Monumenten In de gemeenten Utrecht en Amersfoort zijn er duizenden rijks- en gemeentelijke monumenten. Veranderende regelgeving, maar ook wijzigende aandachtsgebieden (industrieel- en naoorlogs erfgoed) maken een zorgvuldig samenspel tussen de verschillende overheden noodzakelijk. Het is noodzakelijk dat gemeenten een zo groot mogelijke beleidsvrijheid houden om het integraal monumentenbeleid in direct contact met de praktijk en burgerij uit te voeren. Bestuurlijke inzet: Ten aanzien van de onder grote druk staande naoorlogse stedenbouw en bouwkunst is nieuwe adequate regelgeving en financiële ondersteuning vanuit het rijk noodzakelijk.

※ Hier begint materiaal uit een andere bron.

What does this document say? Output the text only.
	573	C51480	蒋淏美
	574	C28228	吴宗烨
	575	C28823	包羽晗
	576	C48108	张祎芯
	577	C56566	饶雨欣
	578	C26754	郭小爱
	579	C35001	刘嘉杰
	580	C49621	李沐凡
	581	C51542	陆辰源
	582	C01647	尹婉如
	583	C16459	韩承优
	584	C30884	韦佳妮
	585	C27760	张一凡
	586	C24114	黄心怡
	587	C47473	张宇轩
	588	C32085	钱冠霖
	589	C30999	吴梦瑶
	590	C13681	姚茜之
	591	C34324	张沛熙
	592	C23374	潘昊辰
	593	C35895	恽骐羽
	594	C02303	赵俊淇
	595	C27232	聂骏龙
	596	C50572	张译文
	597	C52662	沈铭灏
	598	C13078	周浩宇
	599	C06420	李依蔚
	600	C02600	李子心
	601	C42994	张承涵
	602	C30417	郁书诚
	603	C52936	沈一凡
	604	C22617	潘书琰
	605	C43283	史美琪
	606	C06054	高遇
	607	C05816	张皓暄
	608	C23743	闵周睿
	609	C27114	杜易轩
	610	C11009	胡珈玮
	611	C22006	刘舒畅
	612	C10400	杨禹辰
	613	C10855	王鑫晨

Culturele planologie Tendens is een decentralisatie van taken op het vlak van de ruimtelijke ordening. Gemeenten en provincies krijgen grotere verantwoordelijkheden op grond van te verwachten “Vijfde Nota Extra”. Daarbij krijgen provincies een nadrukkelijker taak als het gaat om het realiseren van ruimtelijke kwaliteit, het geven van een voorbeeld als het gaat om goed opdrachtgeverschap voor het ruimtelijke ontwerp. De werelden van cultureel erfgoed, ruimtelijke ordening en (landschap-)ontwerp groeien naar elkaar toe. Op rijksniveau is er nu het bureau rijksbouwmeester. Op regionaal niveau zijn de volgende ontwikkelingen mogelijk: - tot stand brengen van samenwerking voor architectuurbele id van rijk en provincies, bijvoorbeeld via de rijks (en mogelijk provinciaal) bouwmeester; stimuleren van cultuurhistorisch verantwoord ruimtelijk ontwerp; stimuleren van goed opdrachtgeverschap op provinciaal niveau en ondersteunen van kleinere gemeenten; - concreet uitvoeren Belvedèrenota en nieuwe projecten mogelijk maken; - aandacht geven aan de Wederopbouwperiode met in ieder geval de grote gemeenten. Bestuurlijk inzet: Het vormen van een netwerk van stadsarchitecten, provinciale bouwmeesters en de rijksbouwmeester; Daarbij ook betrekken het bestaande culturele erfgoed als inspiratiebron en als te behouden kwaliteit. Gezamenlijk zorgdragen voor bewustwording van bouwkunst uit periode Wederopbouw.
21
Samenvatting bestuurlijke inzetten Hier staan alle bestuurlijke inzetten uit de tekst overzichtelijk op een rij. Voor nadere informatie per inzet zij dan ook terugverwezen naar het bovenstaande beschrijvende deel.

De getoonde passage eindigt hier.